Um pequeno gesto que o amante japonês faz com as mãos detona na atriz uma série de lembranças da sua cidade natal, Nevers, das quais ela inicialmente tenta escapar dizendo simplesmente que “já foi jovem e já foi louca em Nevers”. No decorrer desse dia ela decide dividir com o japonês a sua tragédia pessoal: se apaixonar por um soldado alemão na França ocupada, que foi morto no dia da libertação da França. Essa história é contada em um flashback que não é cronológico, mas segue a consciência da protagonista, num estilo fragmentário que se tornou um marco no cinema de então. Na medida em que ela se entrega ao amor passageiro e impossível do japonês, surge a lembrança do antigo amor que ficou morto sob os seus braços em Nevers.

É desse jeito que percebemos que o amor dela estava na contramão da história, e na loucura que segue a morte do seu amante que percebemos a enorme dor daqueles cuja subjetividade tem de ser escorraçada pela guerra . Ela finalmente se deixa lembrar que ficou horas abraçada com o amante morto, que ficou dias como louca numa adega fria, que não quis cometer a heresia de esquecer o amor que morreu, e que se entregou à loucura por causa disso. E ao mesmo tempo ela percebe que o arquiteto japonês quer que ela fique no Japão, pelo menos mais algum tempo, para que aquilo tudo não durasse apenas um dia.

É neste momento que o texto de Duras faz surgir aquilo que é o grande tema do filme: a consciência do esquecimento. A personagem de Rivas, se consegue sair da sua loucura e de Nevers para refazer a vida em Paris, é porque percebe que já começou a esquecer os detalhes do soldado alemão que amou - “o esquecimento começa pelos olhos, depois a sua voz será esquecida, depois abrangerá você inteiro, pouco a pouco você se tornará uma canção”. No entanto, ela percebe que esqueceu, com toda a dor que isso acarreta.

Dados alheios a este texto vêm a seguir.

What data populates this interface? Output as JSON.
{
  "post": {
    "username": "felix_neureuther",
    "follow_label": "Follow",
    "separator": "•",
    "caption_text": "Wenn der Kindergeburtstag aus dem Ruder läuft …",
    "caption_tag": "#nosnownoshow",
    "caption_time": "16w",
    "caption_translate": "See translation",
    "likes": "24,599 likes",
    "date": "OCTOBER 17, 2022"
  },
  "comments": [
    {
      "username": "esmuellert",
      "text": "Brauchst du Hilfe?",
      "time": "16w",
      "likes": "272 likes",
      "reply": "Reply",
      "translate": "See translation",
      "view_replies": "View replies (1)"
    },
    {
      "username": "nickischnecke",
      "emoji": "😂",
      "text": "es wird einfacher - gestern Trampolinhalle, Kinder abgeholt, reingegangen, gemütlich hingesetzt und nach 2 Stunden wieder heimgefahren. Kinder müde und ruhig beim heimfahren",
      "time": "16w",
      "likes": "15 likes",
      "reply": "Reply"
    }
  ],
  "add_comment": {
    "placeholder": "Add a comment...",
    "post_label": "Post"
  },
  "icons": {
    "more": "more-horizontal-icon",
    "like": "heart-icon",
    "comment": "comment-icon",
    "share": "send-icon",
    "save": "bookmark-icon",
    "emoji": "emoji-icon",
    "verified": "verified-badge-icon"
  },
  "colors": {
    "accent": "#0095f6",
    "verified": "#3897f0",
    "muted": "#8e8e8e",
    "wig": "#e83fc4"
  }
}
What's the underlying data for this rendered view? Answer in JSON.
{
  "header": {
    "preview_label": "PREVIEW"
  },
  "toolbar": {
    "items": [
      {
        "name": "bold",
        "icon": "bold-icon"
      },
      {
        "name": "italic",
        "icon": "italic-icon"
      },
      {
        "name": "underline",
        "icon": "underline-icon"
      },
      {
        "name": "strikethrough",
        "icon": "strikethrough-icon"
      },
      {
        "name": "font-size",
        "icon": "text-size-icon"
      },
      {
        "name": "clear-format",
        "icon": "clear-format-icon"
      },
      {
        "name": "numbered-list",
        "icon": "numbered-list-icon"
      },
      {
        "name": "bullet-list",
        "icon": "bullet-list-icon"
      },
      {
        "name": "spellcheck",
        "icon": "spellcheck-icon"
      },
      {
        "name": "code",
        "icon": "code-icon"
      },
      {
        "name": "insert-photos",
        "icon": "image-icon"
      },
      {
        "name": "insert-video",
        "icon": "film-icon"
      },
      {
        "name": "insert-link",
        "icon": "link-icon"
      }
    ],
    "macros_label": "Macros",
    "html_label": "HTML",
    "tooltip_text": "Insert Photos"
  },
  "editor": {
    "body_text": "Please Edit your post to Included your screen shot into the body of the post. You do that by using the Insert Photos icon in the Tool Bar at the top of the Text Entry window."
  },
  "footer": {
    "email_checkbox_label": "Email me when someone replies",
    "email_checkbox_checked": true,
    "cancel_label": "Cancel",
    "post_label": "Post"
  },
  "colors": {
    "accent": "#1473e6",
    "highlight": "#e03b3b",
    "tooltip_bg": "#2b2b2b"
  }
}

Marguerite Duras chegou a dizer certa vez que Hiroshima Mon Amour foi o seu “fracasso como roteirista”, pois “você não vê nada de Hiroshima, que é o início do filme”. A declaração dela só reforça a tese de Zadie Smith de que as grandes obras sempre são fracassos para os seus realizadores. Pois se fracassou em tornar Hiroshima uma presença constante em todo o filme como foi no início, Duras conseguiu conciliar de uma forma genial a história de um amor impossível no Japão (que evoca tanto Casablanca que o filme de Michael Curtiz chega ser citado numa cena) com a lembrança de um amor passado na França. Ao final, não faz questão sequer de definir se os dois amantes irão ficar juntos ou não, mas simplesmente dá nomes a eles: Ele é Hiroshima, ela é Nevers. Os personagens se tornam as cidades que são sedes de suas lembranças, do que sentiram, e também do que esqueceram.